A ray of light is travelling from a medium of refractive index 1.414 to air. If the angle of incidence is $48^{\circ}$, then the angle of deviation of the light ray is

• A. $84^{\circ}$
• B. $42^{\circ}$
• C. $68^{\circ}$
• D. $102^{\circ}$

Hint:

Always calculate the critical angle first when light travels from denser to rarer medium. If $i<C$, refraction occurs ($\delta = r - i$). If $i>C$, reflection occurs ($\delta = 180 - 2i$).

Answer 1

The Correct Option is A

Step 1: Check for Total Internal Reflection (TIR):
Refractive index $\mu = 1.414 \approx \sqrt{2}$. Critical angle $C = \sin^{-1}(1/\mu) = \sin^{-1}(1/\sqrt{2}) = 45^{\circ}$. Given angle of incidence $i = 48^{\circ}$. Since $i>C$ ($48^{\circ}>45^{\circ}$), Total Internal Reflection occurs.
Step 2: Calculate Deviation:
When TIR occurs, the light reflects back into the same medium following the law of reflection ($i = r$).

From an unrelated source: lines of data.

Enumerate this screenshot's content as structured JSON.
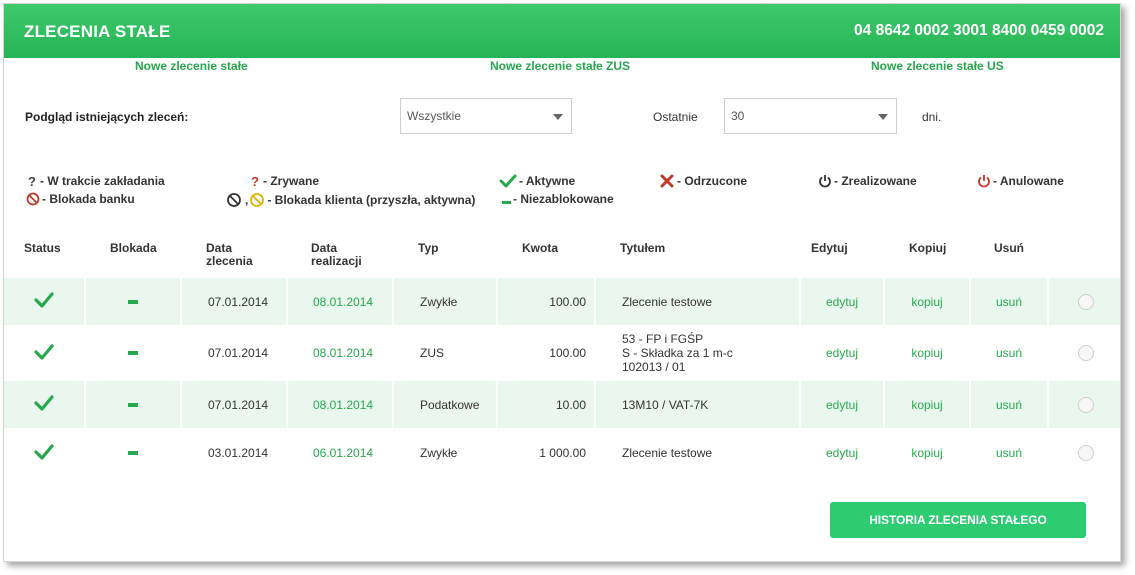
{
  "header": {
    "title": "ZLECENIA STAŁE",
    "account_number": "04 8642 0002 3001 8400 0459 0002"
  },
  "new_links": {
    "standing": "Nowe zlecenie stałe",
    "zus": "Nowe zlecenie stałe ZUS",
    "us": "Nowe zlecenie stałe US"
  },
  "filter": {
    "label": "Podgląd istniejących zleceń:",
    "type_value": "Wszystkie",
    "last_label": "Ostatnie",
    "days_value": "30",
    "days_unit": "dni."
  },
  "legend": {
    "in_progress": "- W trakcie zakładania",
    "bank_block": "- Blokada banku",
    "breaking": "- Zrywane",
    "client_block": "- Blokada klienta (przyszła, aktywna)",
    "client_block_sep": ",",
    "active": "- Aktywne",
    "unblocked": "- Niezablokowane",
    "rejected": "- Odrzucone",
    "realized": "- Zrealizowane",
    "cancelled": "- Anulowane"
  },
  "table": {
    "headers": {
      "status": "Status",
      "block": "Blokada",
      "order_date_1": "Data",
      "order_date_2": "zlecenia",
      "exec_date_1": "Data",
      "exec_date_2": "realizacji",
      "type": "Typ",
      "amount": "Kwota",
      "title": "Tytułem",
      "edit": "Edytuj",
      "copy": "Kopiuj",
      "delete": "Usuń"
    },
    "rows": [
      {
        "order_date": "07.01.2014",
        "exec_date": "08.01.2014",
        "type": "Zwykłe",
        "amount": "100.00",
        "title_lines": [
          "Zlecenie testowe"
        ],
        "edit": "edytuj",
        "copy": "kopiuj",
        "delete": "usuń"
      },
      {
        "order_date": "07.01.2014",
        "exec_date": "08.01.2014",
        "type": "ZUS",
        "amount": "100.00",
        "title_lines": [
          "53 - FP i FGŚP",
          "S - Składka za 1 m-c",
          "102013 / 01"
        ],
        "edit": "edytuj",
        "copy": "kopiuj",
        "delete": "usuń"
      },
      {
        "order_date": "07.01.2014",
        "exec_date": "08.01.2014",
        "type": "Podatkowe",
        "amount": "10.00",
        "title_lines": [
          "13M10 / VAT-7K"
        ],
        "edit": "edytuj",
        "copy": "kopiuj",
        "delete": "usuń"
      },
      {
        "order_date": "03.01.2014",
        "exec_date": "06.01.2014",
        "type": "Zwykłe",
        "amount": "1 000.00",
        "title_lines": [
          "Zlecenie testowe"
        ],
        "edit": "edytuj",
        "copy": "kopiuj",
        "delete": "usuń"
      }
    ]
  },
  "history_button": "HISTORIA ZLECENIA STAŁEGO",
  "icons": {
    "status": "checkmark-icon",
    "block": "dash-icon",
    "select": "radio-icon"
  },
  "colors": {
    "brand_green": "#27a84f",
    "header_green": "#2fbf5f",
    "button_green": "#2ecc71",
    "row_alt": "#e9f7ee",
    "rejected_red": "#c0392b",
    "cancelled_red": "#c0392b",
    "bank_block_red": "#c0392b",
    "client_block_yellow": "#e0b400"
  }
}
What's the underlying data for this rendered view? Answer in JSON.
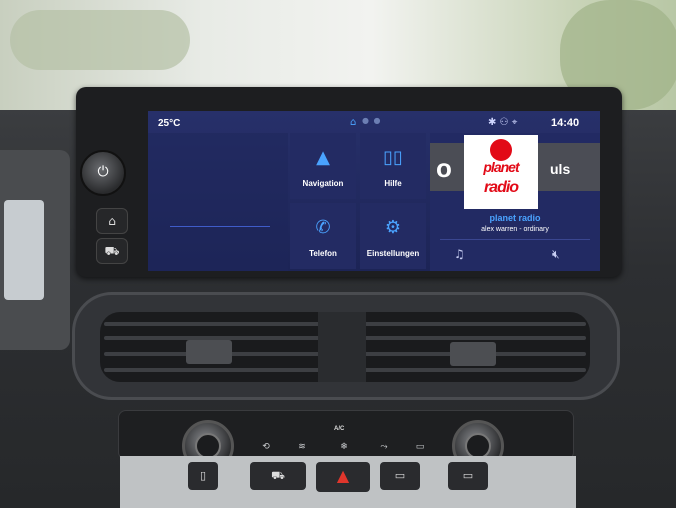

The angle of deviation $\delta$ is the angle between the extended incident ray and the reflected ray. \[ \delta = 180^{\circ} - 2i \]
Step 3: Calculation:
\[ \delta = 180^{\circ} - 2(48^{\circ}) \] \[ \delta = 180^{\circ} - 96^{\circ} \] \[ \delta = 84^{\circ} \]
Step 4: Final Answer:
The angle of deviation is $84^{\circ}$.